Les faux sourires affligés.

Les condoléances, encore.

La solitude, encore.

La solitude, toujours.

La solitude. C'est ce qui la poursuit depuis ce jour fatidique, qui ne la quitte plus.

Cersei n'a pas revu son père, ni son frère, son autre frère, pas le bon, malheureusement, non, le bon, elle ne le verra plus jamais, plus jamais, et ça fait mal, ça fait bien plus mal que toutes les blessures physiques qu'elle a subies à cause de l'accident.

Ils ne lui ont pas adressé la parole pendant l'enterrement de Jaime, elle a juste croisé le regard de son père, réprobateur, presque de la déception dans ses iris vertes et or, comme s'il était déçu qu'elle ait miraculeusement survécu et pas son frère jumeau, comme si c'était le mauvais enfant qui était resté tandis que le bon était parti.

Elle ressent la même chose.

Quand elle s'est réveillée à l'hôpital, entourée de médecins et d'infirmières et de personnel soignant en tous genre, ils semblaient tous soulagés. À nous. Un jeune interne évalué même félicitée de s'être battue, d'avoir choisi la vie.

Il n'avait rien compris, lui.

Elle n'avait pas choisi la vie.

C'était la mort qui n'avait pas voulu d'elle.

C'était la mort qui n'avait pas voulu lui faire la grâce de l'accueillir en même temps que son frère jumeau, que son autre moitié, que son tout.

Elle aurait pu essayer de le rejoindre.

Ça aussi, elle y pense souvent, en regardant la mer.

À ce que cela ferait si elle avançait dans l'eau turquoise, sans jamais s'arrêter, ni se retourner, en s'enfonçant de plus en plus profondément dedans, pour ne plus jamais en ressortir, ou si elle s'allongeait presqu ' à l'endroit où les vagues viennent se briser et où l'écume vient de chatouiller les dunes, et attendait que les flots l'emportent.

Elle ne sait pas pourquoi elle ne l'a toujours pas fait, d'ailleurs.

Maintenant, plus rien ne la retient.

Elle n'a plus rien.

Elle est seule, et la solitude, elle n'en peut plus, elle n'en veut plus.

Si Cersei est née avec un frère jumeau tenant son pied, la suivante de seulement quelques minutes, même pas, quelques secondes, c'est bien pour ne jamais être seule.
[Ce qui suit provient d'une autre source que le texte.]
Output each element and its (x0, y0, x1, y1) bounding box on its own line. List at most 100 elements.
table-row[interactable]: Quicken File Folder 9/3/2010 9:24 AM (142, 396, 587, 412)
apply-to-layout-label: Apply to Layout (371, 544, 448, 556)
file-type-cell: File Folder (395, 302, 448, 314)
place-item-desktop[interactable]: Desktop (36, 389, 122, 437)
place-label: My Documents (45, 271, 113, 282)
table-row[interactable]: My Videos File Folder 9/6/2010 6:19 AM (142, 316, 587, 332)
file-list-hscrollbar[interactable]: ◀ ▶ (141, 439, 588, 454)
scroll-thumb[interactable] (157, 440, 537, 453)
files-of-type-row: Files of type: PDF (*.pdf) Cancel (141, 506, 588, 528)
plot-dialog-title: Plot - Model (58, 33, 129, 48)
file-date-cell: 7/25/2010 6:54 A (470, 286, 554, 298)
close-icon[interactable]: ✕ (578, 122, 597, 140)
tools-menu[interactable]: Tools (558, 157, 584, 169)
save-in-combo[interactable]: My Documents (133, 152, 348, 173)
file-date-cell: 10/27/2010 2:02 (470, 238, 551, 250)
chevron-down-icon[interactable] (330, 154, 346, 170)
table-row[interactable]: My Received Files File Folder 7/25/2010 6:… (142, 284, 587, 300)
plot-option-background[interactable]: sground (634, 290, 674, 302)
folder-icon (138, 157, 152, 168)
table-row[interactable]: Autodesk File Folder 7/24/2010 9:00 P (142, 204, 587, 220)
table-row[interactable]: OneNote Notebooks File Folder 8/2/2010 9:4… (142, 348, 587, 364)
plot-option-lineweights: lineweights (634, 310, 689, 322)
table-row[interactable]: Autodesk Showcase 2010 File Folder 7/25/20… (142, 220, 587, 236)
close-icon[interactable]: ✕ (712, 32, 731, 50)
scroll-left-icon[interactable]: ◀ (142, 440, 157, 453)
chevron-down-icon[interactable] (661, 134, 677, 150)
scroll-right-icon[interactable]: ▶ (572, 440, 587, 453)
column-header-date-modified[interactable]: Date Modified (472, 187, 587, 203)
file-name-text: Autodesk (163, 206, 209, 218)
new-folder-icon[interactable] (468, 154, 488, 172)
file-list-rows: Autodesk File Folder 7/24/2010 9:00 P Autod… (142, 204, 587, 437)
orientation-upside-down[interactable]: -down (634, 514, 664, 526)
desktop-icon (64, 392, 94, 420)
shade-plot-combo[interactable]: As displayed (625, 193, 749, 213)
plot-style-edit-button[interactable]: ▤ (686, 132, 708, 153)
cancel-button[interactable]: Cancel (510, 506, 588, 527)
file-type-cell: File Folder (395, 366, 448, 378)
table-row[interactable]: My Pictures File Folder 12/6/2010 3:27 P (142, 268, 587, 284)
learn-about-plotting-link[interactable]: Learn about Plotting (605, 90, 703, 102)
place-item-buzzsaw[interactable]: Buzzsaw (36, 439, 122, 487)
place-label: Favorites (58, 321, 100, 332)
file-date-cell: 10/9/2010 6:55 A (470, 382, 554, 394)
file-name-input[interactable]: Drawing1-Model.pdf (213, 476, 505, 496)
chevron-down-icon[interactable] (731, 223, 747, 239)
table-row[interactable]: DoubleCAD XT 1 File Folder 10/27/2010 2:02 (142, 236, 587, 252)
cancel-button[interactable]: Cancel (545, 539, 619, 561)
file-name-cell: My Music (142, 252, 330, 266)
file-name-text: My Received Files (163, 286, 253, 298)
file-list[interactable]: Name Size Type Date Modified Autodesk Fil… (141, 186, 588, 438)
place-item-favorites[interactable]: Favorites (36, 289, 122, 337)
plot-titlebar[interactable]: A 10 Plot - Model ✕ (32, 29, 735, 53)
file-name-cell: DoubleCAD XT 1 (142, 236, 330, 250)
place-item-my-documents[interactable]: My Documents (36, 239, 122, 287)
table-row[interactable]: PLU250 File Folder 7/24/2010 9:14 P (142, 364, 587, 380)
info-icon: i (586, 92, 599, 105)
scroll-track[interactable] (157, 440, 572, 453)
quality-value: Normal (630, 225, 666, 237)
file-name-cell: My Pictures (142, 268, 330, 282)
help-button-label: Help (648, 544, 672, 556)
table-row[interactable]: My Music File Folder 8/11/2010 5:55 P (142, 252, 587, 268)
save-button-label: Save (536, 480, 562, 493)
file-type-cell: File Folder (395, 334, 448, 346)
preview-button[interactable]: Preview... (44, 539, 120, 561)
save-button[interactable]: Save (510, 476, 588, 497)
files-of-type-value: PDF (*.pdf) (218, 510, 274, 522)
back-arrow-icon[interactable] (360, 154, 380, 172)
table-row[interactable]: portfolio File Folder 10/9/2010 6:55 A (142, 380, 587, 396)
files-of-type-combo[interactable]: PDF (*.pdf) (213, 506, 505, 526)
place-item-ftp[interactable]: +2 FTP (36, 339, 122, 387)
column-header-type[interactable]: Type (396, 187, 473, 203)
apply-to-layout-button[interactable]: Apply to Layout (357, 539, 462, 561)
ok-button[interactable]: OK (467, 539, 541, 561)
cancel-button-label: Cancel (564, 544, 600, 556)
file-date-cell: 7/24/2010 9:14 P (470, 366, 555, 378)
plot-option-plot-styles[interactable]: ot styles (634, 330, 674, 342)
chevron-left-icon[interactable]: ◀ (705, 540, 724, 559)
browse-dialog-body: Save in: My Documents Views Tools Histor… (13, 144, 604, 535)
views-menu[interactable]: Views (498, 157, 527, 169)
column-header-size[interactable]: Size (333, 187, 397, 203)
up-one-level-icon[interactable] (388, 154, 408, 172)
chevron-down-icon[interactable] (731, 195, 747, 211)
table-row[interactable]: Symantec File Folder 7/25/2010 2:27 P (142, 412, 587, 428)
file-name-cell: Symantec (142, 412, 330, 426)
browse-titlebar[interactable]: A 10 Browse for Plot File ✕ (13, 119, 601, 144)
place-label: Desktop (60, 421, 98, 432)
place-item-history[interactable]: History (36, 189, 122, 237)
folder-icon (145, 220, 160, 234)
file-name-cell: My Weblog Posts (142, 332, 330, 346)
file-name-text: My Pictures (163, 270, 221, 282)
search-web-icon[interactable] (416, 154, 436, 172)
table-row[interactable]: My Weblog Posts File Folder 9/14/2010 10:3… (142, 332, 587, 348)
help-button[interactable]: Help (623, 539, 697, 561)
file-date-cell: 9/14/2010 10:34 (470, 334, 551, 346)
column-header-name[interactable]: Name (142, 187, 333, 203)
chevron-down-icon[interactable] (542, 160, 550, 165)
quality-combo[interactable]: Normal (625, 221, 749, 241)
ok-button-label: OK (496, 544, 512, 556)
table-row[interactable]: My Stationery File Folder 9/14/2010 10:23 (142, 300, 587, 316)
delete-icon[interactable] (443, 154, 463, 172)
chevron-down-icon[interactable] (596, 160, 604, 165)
Elle a grandi avec lui, l'ensemble connu avant même qu'ils ne viennent au monde.

Ils avaient dû le quitter ensemble. C'est ce qu'ils s'étaient toujours promis.

Mais voilà, le destin en a décidé autrement.

Jaime est mort. Cersei est vivante.

Jaime est au ciel. Cersei est devant la mer.

Mais Jaime n'est plus, alors, Cersei n'est plus vraiment non plus.